Я точно не знаю, сколько приговоров привёл в исполнение. Наверное, какие–то официальные документы в архивах сохранились. Думаю, два–три приговора в год. Минимум. Между прочим, ни одной женщины мы не казнили. Женщин в Венгрии казнили последний раз в 56–57–м годах. Я уже этого не застал».

Ну, что ещё добавить к монологу отставного венгерского палача Дьёрдя Прадлика? Он считает, что зря отменили в Венгрии смертную казнь. И не надо тут оглядываться на Запад. «У нас, в Венгрии, – говорит Прадлик, – человеческая жизнь, в отличие от Запада, ничего не стоит. У нас больше убийцу жалеют, чем жертву. Поэтому миндальничать тут нечего. Страх должен быть у людей, страх!»

Отменой смертной казни недовольны все «герои» книги Йенса Бекера и Гуннара Дедио «Последние палачи». Точнее, почти все. Один из тех, с кем встречались авторы книги, – американец Джозеф Малта, повесивший в своё время по приговору Нюрнбергского трибунала нацистских главарей. А в США, как известно, в некоторых штатах (не во всех, правда) смертная казнь по-прежнему существует, и приговоры приводятся в исполнение. Но вот других профессиональных палачей отмена смертной казни не только оставила безработными, но как бы перечеркнула всю их жизнь. Особенно возмущается по этому поводу Фернан Мессонье, работавший «исполнителем» во французском Алжире и покинувший его после того, как Алжир получил независимость. Он, кстати говоря, переквалифицировался потом, живя уже на острове Таити, в морильщика тараканов, клопов, других вредных насекомых, мышей... И стал в этом качестве миллионером. 70–летний Мессонье – единственный из палачей из книги Бекера и Дедио, который сумел разбогатеть, да и то, так сказать, не на основной работе. Предоставим ему слово.

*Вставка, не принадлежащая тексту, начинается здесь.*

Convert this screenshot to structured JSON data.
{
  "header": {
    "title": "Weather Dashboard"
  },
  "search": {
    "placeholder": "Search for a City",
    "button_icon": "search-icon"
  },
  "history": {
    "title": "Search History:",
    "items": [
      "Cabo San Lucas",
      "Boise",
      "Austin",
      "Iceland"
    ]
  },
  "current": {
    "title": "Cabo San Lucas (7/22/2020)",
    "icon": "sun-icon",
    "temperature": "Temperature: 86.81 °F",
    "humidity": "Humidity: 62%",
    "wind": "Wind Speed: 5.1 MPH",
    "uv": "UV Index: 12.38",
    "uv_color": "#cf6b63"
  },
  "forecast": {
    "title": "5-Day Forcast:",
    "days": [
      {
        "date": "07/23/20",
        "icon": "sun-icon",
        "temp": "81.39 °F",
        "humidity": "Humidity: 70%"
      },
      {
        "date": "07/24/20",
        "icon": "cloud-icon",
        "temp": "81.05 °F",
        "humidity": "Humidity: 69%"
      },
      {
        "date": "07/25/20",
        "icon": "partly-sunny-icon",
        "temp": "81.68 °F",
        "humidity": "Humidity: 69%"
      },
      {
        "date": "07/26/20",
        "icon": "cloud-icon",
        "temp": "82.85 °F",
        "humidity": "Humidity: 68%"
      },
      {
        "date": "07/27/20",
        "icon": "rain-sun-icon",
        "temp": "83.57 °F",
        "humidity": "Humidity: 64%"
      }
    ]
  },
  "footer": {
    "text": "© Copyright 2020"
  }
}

«Я родился в Алжире. У меня было очень счастливое детство. Отец мой работал палачом, точнее говоря – старшим палачом в Алжире. Почему старшим? Тогда в Алжире было четыре палача и четыре помощника палача. Кроме одного–единственного, все остальные зарабатывали себе на жизнь не только этой работой, но и чем–то ещё. Один был парикмахером, другой – маляром, кто–то купил пивной бар, ресторан... А ещё был такой палач по фамилии Додэ, так он владел вместе со своими братьями фабрикой по производству стекла. Там у них больше ста человек работало, так что в деньгах Додэ не нуждался. Мой отец, кажется, тоже. У нас был ресторан, очень популярный, кстати. И все знали, что отец, помимо этого, работает исполнителем. Сколько он народу всего казнил, – не знаю. Человек двести, наверное. За каждого он получал три тысячи франков, а я, когда стал его помощником, – две пятьсот. Старыми, конечно, франками, ещё до деноминации.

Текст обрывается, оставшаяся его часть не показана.